Sunday, November 8, 2009

A view of the modern Business Analyst

Our organisation has a very diverse group of people responsible for the development and maintenance of our in-house IT systems. There are over 50 developers, working on hundreds of products, over 3 cities. Stakeholders include product owners, managers and users from relatively diverse business units. On the technical side we have BA’s, developers, architects, testers, delivery managers and more. Given all this diversity, one thing has stood out for me: having a good BA can make or break your effort.

This then leads us to the question: What is a good BA? It’s a very difficult thing to quantify, because quite often, we don’t really understand what we expect from our BA.

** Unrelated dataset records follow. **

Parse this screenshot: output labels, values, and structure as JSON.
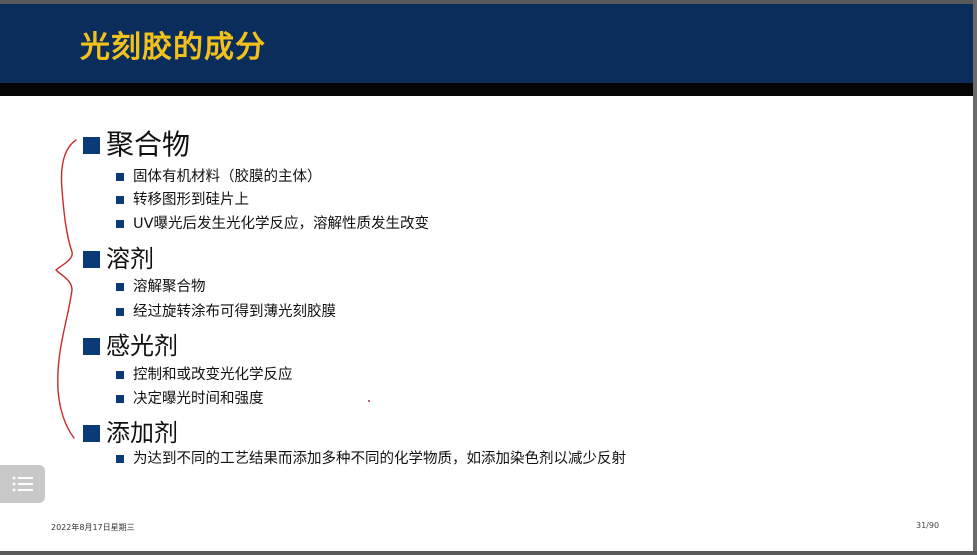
{
  "slide": {
    "title": "光刻胶的成分",
    "sections": [
      {
        "heading": "聚合物",
        "items": [
          "固体有机材料（胶膜的主体）",
          "转移图形到硅片上",
          "UV曝光后发生光化学反应，溶解性质发生改变"
        ]
      },
      {
        "heading": "溶剂",
        "items": [
          "溶解聚合物",
          "经过旋转涂布可得到薄光刻胶膜"
        ]
      },
      {
        "heading": "感光剂",
        "items": [
          "控制和或改变光化学反应",
          "决定曝光时间和强度"
        ]
      },
      {
        "heading": "添加剂",
        "items": [
          "为达到不同的工艺结果而添加多种不同的化学物质，如添加染色剂以减少反射"
        ]
      }
    ],
    "footer_date": "2022年8月17日星期三",
    "page_number": "31/90"
  },
  "colors": {
    "title_bar": "#0b2d5c",
    "title_text": "#f2c21a",
    "bullet": "#0b3a78",
    "annotation": "#c92a2a"
  },
  "icons": {
    "menu": "list-menu-icon"
  }
}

Our organisation used to expect them to thoroughly and meticulously detail the requirements for any new development. For months they would sit down with customers, and draw up pages and pages of lists of things the software should and shouldn’t do. Really keen BA’s also included diagrams depicting data and process flows. They would do all kinds of modelling to exactly indicate every eventuality. The reams of documents would then be signed off, and sent to the development teams. The BA’s would then move on to analyse another part of the business by creating a new set of requirements for another piece of software.

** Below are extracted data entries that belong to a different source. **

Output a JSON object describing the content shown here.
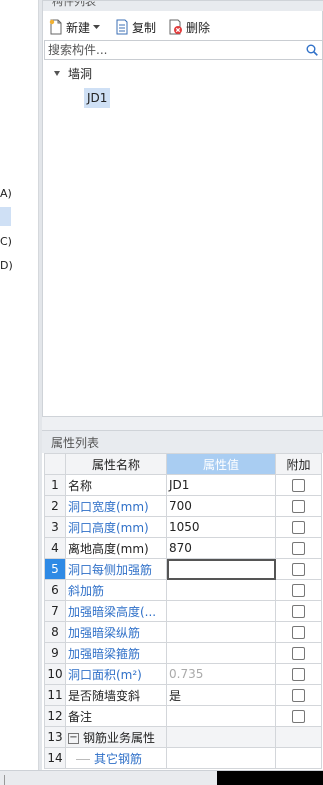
{
  "left_panel": {
    "fragments": [
      "A)",
      "C)",
      "D)"
    ]
  },
  "component_list": {
    "title": "构件列表",
    "toolbar": {
      "new_label": "新建",
      "copy_label": "复制",
      "delete_label": "删除"
    },
    "search_placeholder": "搜索构件...",
    "tree": {
      "root": "墙洞",
      "child": "JD1"
    }
  },
  "property_list": {
    "title": "属性列表",
    "columns": [
      "属性名称",
      "属性值",
      "附加"
    ],
    "rows": [
      {
        "num": "1",
        "name": "名称",
        "value": "JD1"
      },
      {
        "num": "2",
        "name": "洞口宽度(mm)",
        "value": "700"
      },
      {
        "num": "3",
        "name": "洞口高度(mm)",
        "value": "1050"
      },
      {
        "num": "4",
        "name": "离地高度(mm)",
        "value": "870"
      },
      {
        "num": "5",
        "name": "洞口每侧加强筋",
        "value": ""
      },
      {
        "num": "6",
        "name": "斜加筋",
        "value": ""
      },
      {
        "num": "7",
        "name": "加强暗梁高度(...",
        "value": ""
      },
      {
        "num": "8",
        "name": "加强暗梁纵筋",
        "value": ""
      },
      {
        "num": "9",
        "name": "加强暗梁箍筋",
        "value": ""
      },
      {
        "num": "10",
        "name": "洞口面积(m²)",
        "value": "0.735"
      },
      {
        "num": "11",
        "name": "是否随墙变斜",
        "value": "是"
      },
      {
        "num": "12",
        "name": "备注",
        "value": ""
      },
      {
        "num": "13",
        "name": "钢筋业务属性",
        "expand": "−"
      },
      {
        "num": "14",
        "name": "其它钢筋",
        "value": ""
      }
    ]
  },
  "colors": {
    "selected_bg": "#cfe0f5",
    "header_blue": "#a9cdf2",
    "row_selected": "#2f8ae5",
    "link_blue": "#2f70c8"
  },
  "icons": {
    "new": "new-document-icon",
    "copy": "copy-icon",
    "delete": "delete-icon",
    "search": "search-icon",
    "tree": "collapse-arrow-icon"
  }
}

As far as the software products go, it didn’t work very well. The developers were invariable left with such vast and daunting tasks, that they just seem to ignore all the specs, and wrote a piece of software that they thought would work for the users. Sometimes they sought some input from the users. On rare occasions they even got it, and those were the more likely projects to succeed in providing some semblance of success. One of my colleagues remarked that in the 3 years here, he has never worked on a project that went live.

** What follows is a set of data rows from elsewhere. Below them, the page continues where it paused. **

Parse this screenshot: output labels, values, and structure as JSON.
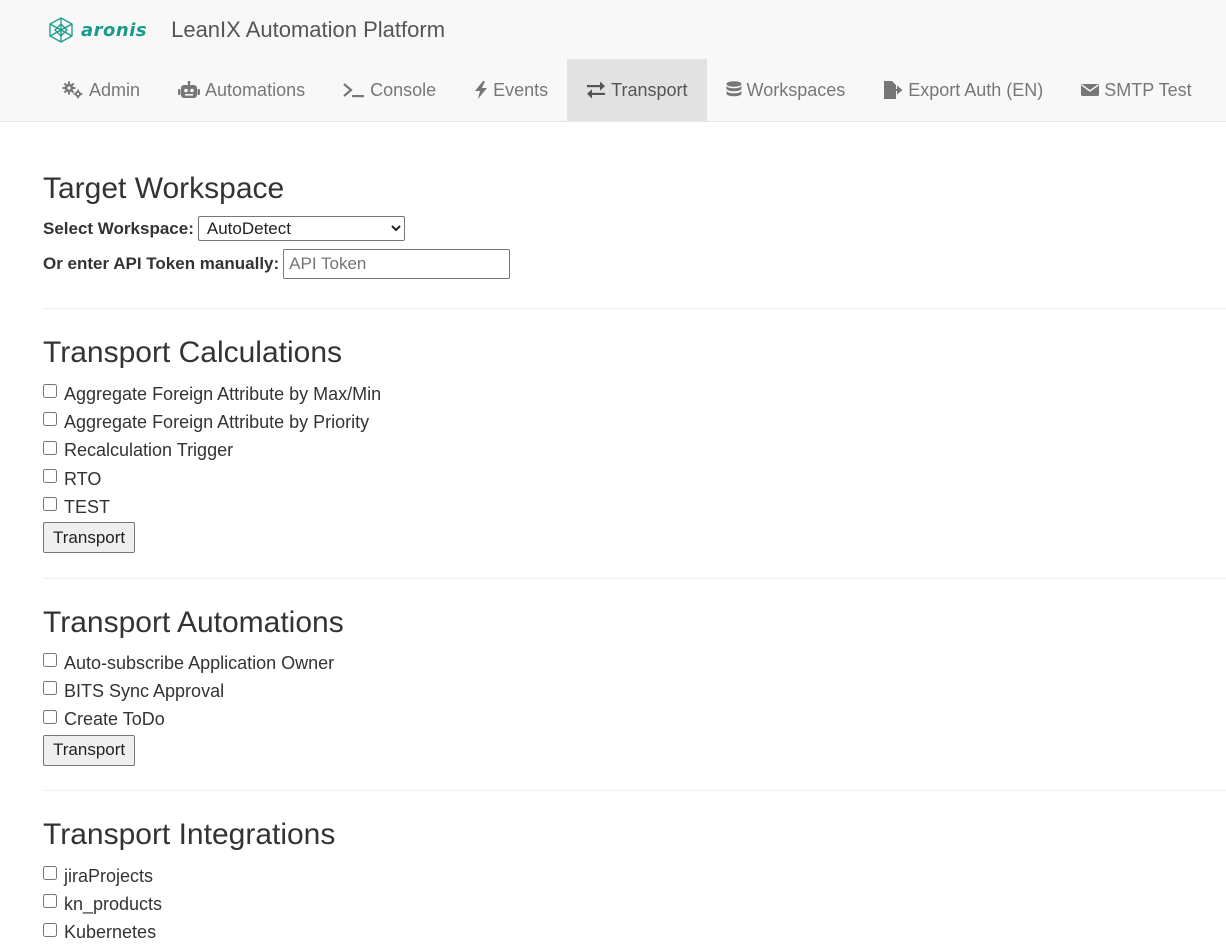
{
  "brand": {
    "logo_text": "aronis",
    "app_title": "LeanIX Automation Platform"
  },
  "nav": [
    {
      "label": "Admin",
      "icon": "gears-icon"
    },
    {
      "label": "Automations",
      "icon": "robot-icon"
    },
    {
      "label": "Console",
      "icon": "terminal-icon"
    },
    {
      "label": "Events",
      "icon": "bolt-icon"
    },
    {
      "label": "Transport",
      "icon": "exchange-icon",
      "active": true
    },
    {
      "label": "Workspaces",
      "icon": "database-icon"
    },
    {
      "label": "Export Auth (EN)",
      "icon": "file-export-icon"
    },
    {
      "label": "SMTP Test",
      "icon": "envelope-icon"
    }
  ],
  "target": {
    "title": "Target Workspace",
    "select_label": "Select Workspace:",
    "select_value": "AutoDetect",
    "token_label": "Or enter API Token manually:",
    "token_placeholder": "API Token"
  },
  "calculations": {
    "title": "Transport Calculations",
    "items": [
      "Aggregate Foreign Attribute by Max/Min",
      "Aggregate Foreign Attribute by Priority",
      "Recalculation Trigger",
      "RTO",
      "TEST"
    ],
    "button": "Transport"
  },
  "automations": {
    "title": "Transport Automations",
    "items": [
      "Auto-subscribe Application Owner",
      "BITS Sync Approval",
      "Create ToDo"
    ],
    "button": "Transport"
  },
  "integrations": {
    "title": "Transport Integrations",
    "items": [
      "jiraProjects",
      "kn_products",
      "Kubernetes"
    ]
  },
  "colors": {
    "brand_teal": "#1a9a8a",
    "nav_bg": "#f8f8f8",
    "nav_active_bg": "#e2e2e2"
  }
}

Our partial solution to the problem is agile development. This seems to be working very well for many software development groups (think Microsoft, Google and others). Without going into a discussion of agile (there’s plenty of them around), following it left an interesting dilemma. What to do with our BA’s? You see, traditionally, we expected them to fit in between the users and developers. Other, more advanced organisations, expected them to stand between anyone of a technical inclination and the users. In university, we were taught that the expectation of the business analyst was to represent the combined knowledge of the business unit in documentation so it may be encapsulate in software systems.

With the agile approach, we chucked a lot of that out the window. We invited the users to the party. We started interacting directly with the first tier owners and manufacturers of business knowledge. We changed our waterfall model which had everyone only partaking in a stage of the development. Under the new agile approach, everyone is a part of the entire lifespan of the project. The success and failure is a shared burden of the entire team, all the time. If the product get to UAT, and isn’t what the users wanted, everyone is to blame.
The good BA’s developed a new position in the process. They moved from being the guardians of the business knowledge to gentle facilitators. Instead of being a link in a game of Chinese Whispers, they set up telephone conferences. They stopped planning systems that would hide the processing difficulties, and started helping users to better understand their processes. They became less involved in the technology, and more involved with the problem. Together, we are changing the old pattern of creating expensive systems that perform inefficient tasks. We are making change where it’s cheapest, and most effective.

So where do we stand with our expectations from Business Analysts? What is the distilled essence of their function? In my opinion, the modern BA has one imperative: Empower the business to collaborate effectively in the creation of fit for purpose software.

When a BA strives to attain this goal, it makes life easier for me, as a developer. When I ask our user representatives whether they would mind if we cut the print function down to only print the component you’re looking at, they can actually debate the merits of either approach! In the old days, there would be no option, leaving you to implement the function as it was specified. You would have to create the page that allowed the user to print all 50 pages of tables and graphs, and would never be used because it took too long to load. Now, the specification is updated (by changing the acceptance criteria on the user story in the product backlog) and we can devote our effort to things that the users really care about, like improving navigation between the different tables and graphs. With empowered users, we can focus our resources to where it matters most for them. With BA’s focusing on the problem rather than the solution, many more possible solutions can be generated. Solutions can now involve changing the way users work, rather than the system they use. Our products are now going live, and the users are satisfied.